Yukarıdaki grafikte de görüldüğü gibi, YPG’nin TSK ve müttefik unsurlara yönelik saldırıları Haziran 2018’de belirgin bir artış göstererek, bugüne değin sürdü. Haziran 2018’den 18 Ocak 2021’e kadar YPG/PKK tarafından TSK ve müttefik unsurlarına yönelik toplam 695 saldırı gerçekleştirildi.
Buradaki grafik, terör örgütü PKK/YPG’nin gerçekleştirdiği 695 saldırının tipini göstermektedir. Söz konusu tarihler arasında 158 bombalı araç saldırısı olmuştur. Bombalı araç, EYP ve silahlı mukabeleler, 695 saldırının 428’ine yani toplam saldırıların yarısından fazlasına tekabül etmektedir. Nitekim bombalı araç ve EYP saldırıları neticesinde yaşanan büyük can kayıpları da göz önüne alındığında durumun vahameti netlik kazanmaktadır.

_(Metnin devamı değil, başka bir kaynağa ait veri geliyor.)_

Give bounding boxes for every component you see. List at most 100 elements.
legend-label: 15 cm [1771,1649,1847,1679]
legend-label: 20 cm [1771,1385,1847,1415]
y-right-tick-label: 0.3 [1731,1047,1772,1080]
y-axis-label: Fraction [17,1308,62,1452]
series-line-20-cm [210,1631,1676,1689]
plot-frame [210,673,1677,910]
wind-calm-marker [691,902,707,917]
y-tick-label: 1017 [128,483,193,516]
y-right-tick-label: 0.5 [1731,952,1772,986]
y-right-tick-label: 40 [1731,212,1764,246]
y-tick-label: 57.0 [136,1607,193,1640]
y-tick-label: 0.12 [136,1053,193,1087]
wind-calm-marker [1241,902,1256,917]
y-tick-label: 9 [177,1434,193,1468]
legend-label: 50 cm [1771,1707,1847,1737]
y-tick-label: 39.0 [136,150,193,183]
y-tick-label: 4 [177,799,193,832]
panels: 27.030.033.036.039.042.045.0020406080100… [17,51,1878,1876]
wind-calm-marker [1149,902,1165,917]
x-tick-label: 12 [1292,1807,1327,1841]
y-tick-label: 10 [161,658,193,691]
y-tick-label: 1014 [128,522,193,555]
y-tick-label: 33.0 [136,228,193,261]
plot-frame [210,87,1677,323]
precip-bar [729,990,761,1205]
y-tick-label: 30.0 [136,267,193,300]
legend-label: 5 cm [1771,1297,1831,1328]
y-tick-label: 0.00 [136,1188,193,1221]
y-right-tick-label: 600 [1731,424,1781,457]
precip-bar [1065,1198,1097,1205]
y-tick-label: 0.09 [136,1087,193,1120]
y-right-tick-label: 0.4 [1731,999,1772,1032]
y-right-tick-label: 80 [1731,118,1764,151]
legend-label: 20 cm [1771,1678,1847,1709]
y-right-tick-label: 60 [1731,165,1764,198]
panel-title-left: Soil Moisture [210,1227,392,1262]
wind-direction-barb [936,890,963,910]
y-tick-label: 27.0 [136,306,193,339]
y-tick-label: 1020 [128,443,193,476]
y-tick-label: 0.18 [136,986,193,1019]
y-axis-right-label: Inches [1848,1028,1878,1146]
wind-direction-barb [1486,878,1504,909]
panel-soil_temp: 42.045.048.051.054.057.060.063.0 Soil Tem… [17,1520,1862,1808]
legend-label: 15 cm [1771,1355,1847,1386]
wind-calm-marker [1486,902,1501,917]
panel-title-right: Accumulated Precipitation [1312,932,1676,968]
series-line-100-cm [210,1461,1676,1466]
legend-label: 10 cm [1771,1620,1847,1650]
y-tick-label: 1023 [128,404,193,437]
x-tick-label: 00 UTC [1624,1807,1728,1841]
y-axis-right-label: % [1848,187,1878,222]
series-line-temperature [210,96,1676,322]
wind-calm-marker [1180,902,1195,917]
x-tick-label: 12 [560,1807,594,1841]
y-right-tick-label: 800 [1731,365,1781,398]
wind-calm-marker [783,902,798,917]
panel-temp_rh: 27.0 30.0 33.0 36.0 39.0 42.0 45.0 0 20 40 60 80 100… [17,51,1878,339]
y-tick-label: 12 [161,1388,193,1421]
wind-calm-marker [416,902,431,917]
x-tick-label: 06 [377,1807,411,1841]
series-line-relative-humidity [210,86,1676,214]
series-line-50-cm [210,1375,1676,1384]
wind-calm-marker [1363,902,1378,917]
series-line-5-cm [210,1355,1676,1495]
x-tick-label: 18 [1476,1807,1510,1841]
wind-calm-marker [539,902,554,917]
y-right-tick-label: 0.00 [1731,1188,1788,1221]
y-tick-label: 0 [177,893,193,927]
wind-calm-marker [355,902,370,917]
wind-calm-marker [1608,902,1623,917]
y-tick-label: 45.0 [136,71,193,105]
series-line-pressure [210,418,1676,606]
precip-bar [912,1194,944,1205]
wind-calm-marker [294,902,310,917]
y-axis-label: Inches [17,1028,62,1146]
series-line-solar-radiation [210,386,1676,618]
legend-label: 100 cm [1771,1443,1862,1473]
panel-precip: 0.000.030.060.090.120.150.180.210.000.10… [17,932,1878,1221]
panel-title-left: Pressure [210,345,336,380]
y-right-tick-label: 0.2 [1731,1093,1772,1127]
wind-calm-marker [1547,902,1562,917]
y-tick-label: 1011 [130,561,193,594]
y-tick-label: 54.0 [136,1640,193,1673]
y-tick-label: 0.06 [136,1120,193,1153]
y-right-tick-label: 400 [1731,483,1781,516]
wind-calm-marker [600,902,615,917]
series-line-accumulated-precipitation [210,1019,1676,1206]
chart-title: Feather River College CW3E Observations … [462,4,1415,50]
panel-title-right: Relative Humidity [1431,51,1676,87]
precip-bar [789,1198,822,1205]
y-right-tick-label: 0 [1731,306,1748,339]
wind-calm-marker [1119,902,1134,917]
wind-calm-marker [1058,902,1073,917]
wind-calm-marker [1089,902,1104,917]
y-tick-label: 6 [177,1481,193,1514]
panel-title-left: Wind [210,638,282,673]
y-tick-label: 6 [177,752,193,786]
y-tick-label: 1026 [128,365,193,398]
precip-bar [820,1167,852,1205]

Yukarıdaki grafikte ise YPG’nin gerçekleştirdiği bombalı araç saldırıları aylık olarak gösteriliyor. 2018’den itibaren düzenli olarak en az bir en çok 18 olmak üzere her ay bombalı araç saldırısı olmuştur. Temmuz 2019’da, Barış Pınarı Harekatı öncesinde, bombalı araç saldırılarının 18’e ulaşarak zirve yaptığı görülmektedir.
Bir diğer grafiğimiz olan üstteki grafikte yer alan ısı haritasında, bombalı araç saldırılarının lokasyonları gösteriliyor. Harita dikkatle incelendiğinde bombalı araçların özellikle sivil yerleşim yerlerine ve şehir merkezlerine odaklandığı görülmekte. Harita, açıkça ortaya koymaktadır ki; YPG/PKK bombalı araç saldırısını askeri bir teknik olarak değil terörizmin parçası olarak görüyor ve sivillere karşı uyguluyor. Nitekim bu saldırılar sonucunda 284 kişi hayatını kaybetmiştir.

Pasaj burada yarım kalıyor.